I took Chopper, my last dog, the handsome, seal-eyed, chocolate Labrador, to the vet on the afternoon of 20th March this year. I say my dog because that’s the way I felt, although I know that he had a family, my family. His two fur-brothers accompanied us. It had been a hard decision to make; harder than I knew. You see, I understood that he was suffering, and I gave him lots of drugs to ease his pain. I modified our walks and hugged him as I lay next to him on the floor. But I still thought he was happy. He always seemed eager to go out, lifting his head attentively and wagging his tail when I asked, ‘Do you want to go out?’ His eyes followed me around a room. He sat on my feet when I was still. But some days he could barely go out to wee. He could barely get up. Or he’d throw up.
My sons helped as much as they could and one day, as I broached the subject of the imminent end, they said things that indicated they already knew and they were waiting for me to accept it. I suggested we wait another week, until after the Easter break, so that Chopper and I could have quality time together in our holiday house down the south coast, a place he loved. ‘He’s still happy,’ I said, ‘so it makes it that much harder.’

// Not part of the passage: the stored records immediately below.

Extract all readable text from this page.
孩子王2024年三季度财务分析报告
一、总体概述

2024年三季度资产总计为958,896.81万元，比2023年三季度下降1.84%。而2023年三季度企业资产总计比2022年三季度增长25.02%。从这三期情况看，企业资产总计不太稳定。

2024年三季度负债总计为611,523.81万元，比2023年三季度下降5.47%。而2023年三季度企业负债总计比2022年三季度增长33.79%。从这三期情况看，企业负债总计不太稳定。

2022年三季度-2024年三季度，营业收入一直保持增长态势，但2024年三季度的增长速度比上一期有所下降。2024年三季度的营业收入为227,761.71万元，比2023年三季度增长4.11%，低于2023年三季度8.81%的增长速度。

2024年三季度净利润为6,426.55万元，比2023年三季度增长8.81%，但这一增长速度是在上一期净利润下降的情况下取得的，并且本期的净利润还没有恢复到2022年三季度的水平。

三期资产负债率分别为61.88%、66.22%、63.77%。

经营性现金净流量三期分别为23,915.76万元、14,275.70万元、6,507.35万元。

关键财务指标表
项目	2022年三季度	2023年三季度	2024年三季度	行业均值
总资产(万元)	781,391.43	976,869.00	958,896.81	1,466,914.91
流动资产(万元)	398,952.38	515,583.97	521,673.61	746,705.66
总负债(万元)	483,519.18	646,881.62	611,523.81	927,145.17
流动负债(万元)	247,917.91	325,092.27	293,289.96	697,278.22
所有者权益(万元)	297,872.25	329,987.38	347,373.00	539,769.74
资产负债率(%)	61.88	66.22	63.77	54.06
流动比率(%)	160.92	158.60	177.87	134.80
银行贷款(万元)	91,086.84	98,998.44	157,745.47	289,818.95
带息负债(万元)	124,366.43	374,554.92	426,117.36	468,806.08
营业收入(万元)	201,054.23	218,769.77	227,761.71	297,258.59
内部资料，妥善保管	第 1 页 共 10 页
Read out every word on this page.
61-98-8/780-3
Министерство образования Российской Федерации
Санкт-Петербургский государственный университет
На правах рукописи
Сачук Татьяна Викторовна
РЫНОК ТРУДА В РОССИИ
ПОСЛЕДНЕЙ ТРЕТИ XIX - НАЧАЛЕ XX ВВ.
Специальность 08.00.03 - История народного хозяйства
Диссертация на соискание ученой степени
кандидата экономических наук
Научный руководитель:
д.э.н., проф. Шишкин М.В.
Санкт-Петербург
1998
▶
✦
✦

Then one son said, ‘He’s not happy, he’s only happy when you’re with him.’ I was shocked. I asked the other son what he thought, and he said, ‘It’s not a dog’s life!’ I suddenly felt so sad. And selfish. My desire to keep him by my side had affected my judgement and my reality.
My sons carried him outside for his pre-bed wee, a time, not long before, we cherished as an end of day ritual: fifteen minutes walking, out in the darkness and quiet, Chopper sniffing all the night-time scents and me looking up to the moon and stars. He sat there. He couldn’t even get up to wee. I hugged him and cried. I buried my face in his furry neck and said I was sorry. I was so afraid to lose him, to no longer have the comfort of him, to be on my own.
I’d been his master for over eleven and a half years. He’d been my companion, pal and confidante. I rarely walked him on a lead. I rarely roused on him. He’d joined in the fun of the family, guarded us and looked after the emotional needs of each of us. He’d chased remote-control monster trucks, swum in the sea, supervised barbecues, romanced other dogs (putting it politely), played chasings and tug-of-war.
He’d travelled with me in a motorhome, never tiring of exploring, resting by a lake or meeting other nomads. He’d consoled me when I was sad, willed me off the lounge at night, and wagged his tail every time we made eye contact. He lay on my feet when I was writing. He didn’t feel like my equal; he felt like a soul-mate.
And for my soul-mate, I had to put his needs before my own. I had to do what I could do as his human and ultimately, his master. I could give him peace.
And nine months later, I can tell you about it.